Another feature of the refactored code sample is its discoverability. Discoverability refers to the extent to which the code expresses its intent. I can make the code less discoverable by renaming its methods and arguments as follows:

var i = GetI(My.Session.User); // 3
var m = GetM(1, 12, 15); // 5
var f = GetOF(OutputFormat.Default); // 3
var d = GetData(i); //5
Process(d, m, f); // 4

I could make the code clearer by assigning named variables the three arguments to GetMethodToProcess();

const int numberOfCopies = 1;
const int leftMargin = 12;
const int topMargin = 15;

var identity = GetMyIdentity(My.Session.User); // 3
var method = GetMethodToProcess(numberOfCopies, leftMargin, topMargin); // 5
var format = GetOutputFormat(OutputFormat.Default); // 3
var dataToProcess = GetDataToProcess(identity, method, format); //5
ProcessMyData(dataToProcess, method, format); // 4

Discoverable functions describe what they do, accept only a few arguments, observe the Command-Query-Separation principle (CQS), and avoid temporal coupling.
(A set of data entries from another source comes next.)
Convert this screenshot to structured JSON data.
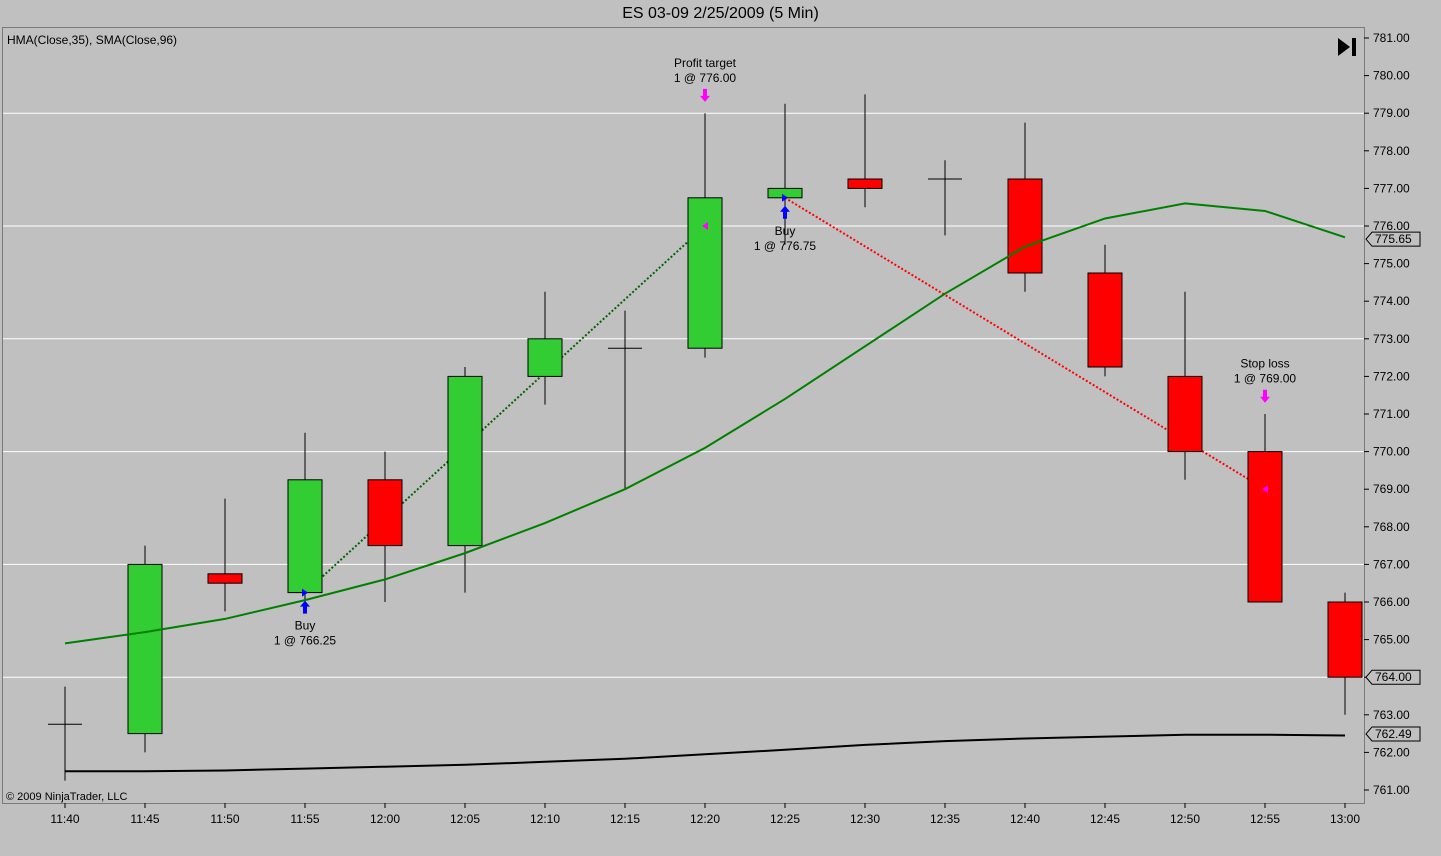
{
  "title": "ES 03-09  2/25/2009 (5 Min)",
  "indicator_label": "HMA(Close,35), SMA(Close,96)",
  "copyright": "© 2009 NinjaTrader, LLC",
  "goto_end_icon": "skip-to-end-icon",
  "colors": {
    "background": "#c0c0c0",
    "up": "#32cd32",
    "down": "#ff0000",
    "hma": "#008000",
    "sma": "#000000",
    "marker": "#ff00ff",
    "buy": "#0000ff"
  },
  "chart_data": {
    "type": "candlestick",
    "ylim": [
      760.6,
      781.3
    ],
    "y_ticks": [
      "761.00",
      "762.00",
      "763.00",
      "764.00",
      "765.00",
      "766.00",
      "767.00",
      "768.00",
      "769.00",
      "770.00",
      "771.00",
      "772.00",
      "773.00",
      "774.00",
      "775.00",
      "776.00",
      "777.00",
      "778.00",
      "779.00",
      "780.00",
      "781.00"
    ],
    "y_tick_values": [
      761,
      762,
      763,
      764,
      765,
      766,
      767,
      768,
      769,
      770,
      771,
      772,
      773,
      774,
      775,
      776,
      777,
      778,
      779,
      780,
      781
    ],
    "gridlines": [
      764,
      767,
      770,
      773,
      776,
      779
    ],
    "candles": [
      {
        "time": "11:40",
        "open": 762.75,
        "high": 763.75,
        "low": 761.25,
        "close": 762.75
      },
      {
        "time": "11:45",
        "open": 762.5,
        "high": 767.5,
        "low": 762.0,
        "close": 767.0
      },
      {
        "time": "11:50",
        "open": 766.75,
        "high": 768.75,
        "low": 765.75,
        "close": 766.5
      },
      {
        "time": "11:55",
        "open": 766.25,
        "high": 770.5,
        "low": 766.0,
        "close": 769.25
      },
      {
        "time": "12:00",
        "open": 769.25,
        "high": 770.0,
        "low": 766.0,
        "close": 767.5
      },
      {
        "time": "12:05",
        "open": 767.5,
        "high": 772.25,
        "low": 766.25,
        "close": 772.0
      },
      {
        "time": "12:10",
        "open": 772.0,
        "high": 774.25,
        "low": 771.25,
        "close": 773.0
      },
      {
        "time": "12:15",
        "open": 772.75,
        "high": 773.75,
        "low": 769.0,
        "close": 772.75
      },
      {
        "time": "12:20",
        "open": 772.75,
        "high": 779.0,
        "low": 772.5,
        "close": 776.75
      },
      {
        "time": "12:25",
        "open": 776.75,
        "high": 779.25,
        "low": 775.5,
        "close": 777.0
      },
      {
        "time": "12:30",
        "open": 777.25,
        "high": 779.5,
        "low": 776.5,
        "close": 777.0
      },
      {
        "time": "12:35",
        "open": 777.25,
        "high": 777.75,
        "low": 775.75,
        "close": 777.25
      },
      {
        "time": "12:40",
        "open": 777.25,
        "high": 778.75,
        "low": 774.25,
        "close": 774.75
      },
      {
        "time": "12:45",
        "open": 774.75,
        "high": 775.5,
        "low": 772.0,
        "close": 772.25
      },
      {
        "time": "12:50",
        "open": 772.0,
        "high": 774.25,
        "low": 769.25,
        "close": 770.0
      },
      {
        "time": "12:55",
        "open": 770.0,
        "high": 771.0,
        "low": 766.0,
        "close": 766.0
      },
      {
        "time": "13:00",
        "open": 766.0,
        "high": 766.25,
        "low": 763.0,
        "close": 764.0
      }
    ],
    "series": [
      {
        "name": "HMA(Close,35)",
        "values": [
          764.9,
          765.2,
          765.55,
          766.05,
          766.6,
          767.3,
          768.1,
          769.0,
          770.1,
          771.4,
          772.8,
          774.2,
          775.45,
          776.2,
          776.6,
          776.4,
          775.7
        ]
      },
      {
        "name": "SMA(Close,96)",
        "values": [
          761.5,
          761.5,
          761.52,
          761.57,
          761.62,
          761.67,
          761.75,
          761.83,
          761.95,
          762.07,
          762.2,
          762.3,
          762.37,
          762.42,
          762.47,
          762.47,
          762.45
        ]
      }
    ],
    "last_values": [
      {
        "label": "775.65",
        "value": 775.65
      },
      {
        "label": "764.00",
        "value": 764.0
      },
      {
        "label": "762.49",
        "value": 762.49
      }
    ],
    "trades": [
      {
        "entry_index": 3,
        "entry_price": 766.25,
        "exit_index": 8,
        "exit_price": 776.0,
        "color": "#006400"
      },
      {
        "entry_index": 9,
        "entry_price": 776.75,
        "exit_index": 15,
        "exit_price": 769.0,
        "color": "#ff0000"
      }
    ],
    "annotations": [
      {
        "index": 3,
        "price": 766.25,
        "kind": "buy",
        "lines": [
          "Buy",
          "1 @ 766.25"
        ]
      },
      {
        "index": 9,
        "price": 776.75,
        "kind": "buy",
        "lines": [
          "Buy",
          "1 @ 776.75"
        ]
      },
      {
        "index": 8,
        "price": 776.0,
        "kind": "exit",
        "lines": [
          "Profit target",
          "1 @ 776.00"
        ],
        "arrow_price": 779.3
      },
      {
        "index": 15,
        "price": 769.0,
        "kind": "exit",
        "lines": [
          "Stop loss",
          "1 @ 769.00"
        ],
        "arrow_price": 771.3
      }
    ]
  }
}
// Temporal Coupling Example:
var myObject = this.GetBusinessObjectToBeValidated();
var validator = new Validator<MyBusinessObject>();
validator.Value = myObject;
var results = validator.GetValidationResults();

The 3rd line of the above example inhibits discoverability because nothing in the API suggests that you are required to set Value on the validator prior to calling GetValidationResults(). The above coupling could be resolved by either passing the object to be validated to the constructur, or (my preference) passing it as a parameter to the GetValidationResults() method.

// Temporal Coupling Example:
var myObject = this.GetBusinessObjectToBeValidated();
var validator = new Validator<MyBusinessObject>();
var results = validator.GetValidationResults(myObject);

It is now clear from the method signature of GetValidationResults that a business object is required in order to perform the operation.

Level of Abstraction

Good software design demands an appropriate level of abstraction. The cognitive principle is best expressed by Rand’s Razor: “[abstractions] are not to be multiplied beyond necessity—the corollary of which is: nor are they to be integrated in disregard of necessity.” Consider the following “Hello World” application:

var outputWriter = DiContainer.GetService(IOutputWriter);
var resourceService = DiContainer.GetService(IResourceServce);
var format = resourceService.GetDefaultResourceFormat();
var arguments = resourceService.GetDefaultResourceArguments();
var message = string.Format(format, arguments);
outputWriter.Write(message);

This application uses a Dependency Injection container to get an outputWriter and ResourceService. It then formats a message for display, then passes that message to the outputWriter. This application clearly requires a good bit of configuration in order to work properly. Gah! It violates Rand’s Razor in that it introduces an unnecessary level of abstraction into the application. This application would be better written as:

Console.WriteLine("Hello World!");

The above code might not be a Hello World application, and the level of abstraction expressed might be perfectly necessary in that context. Here is an example of the other side of the same problem. This interface integrates methods that are not cogent:

public interface ISuperClass
{
    void Login(User user);
    IEnumerable<FileInfo> GetFiles();
    TcpClient CreateTcpClient(string hostName, int port);
}

These methods have nothing to do with one another. Integrating them in an interface serves no purpose. The concomitant design principle of Rand’s Razor is the Single Responsibility Principle.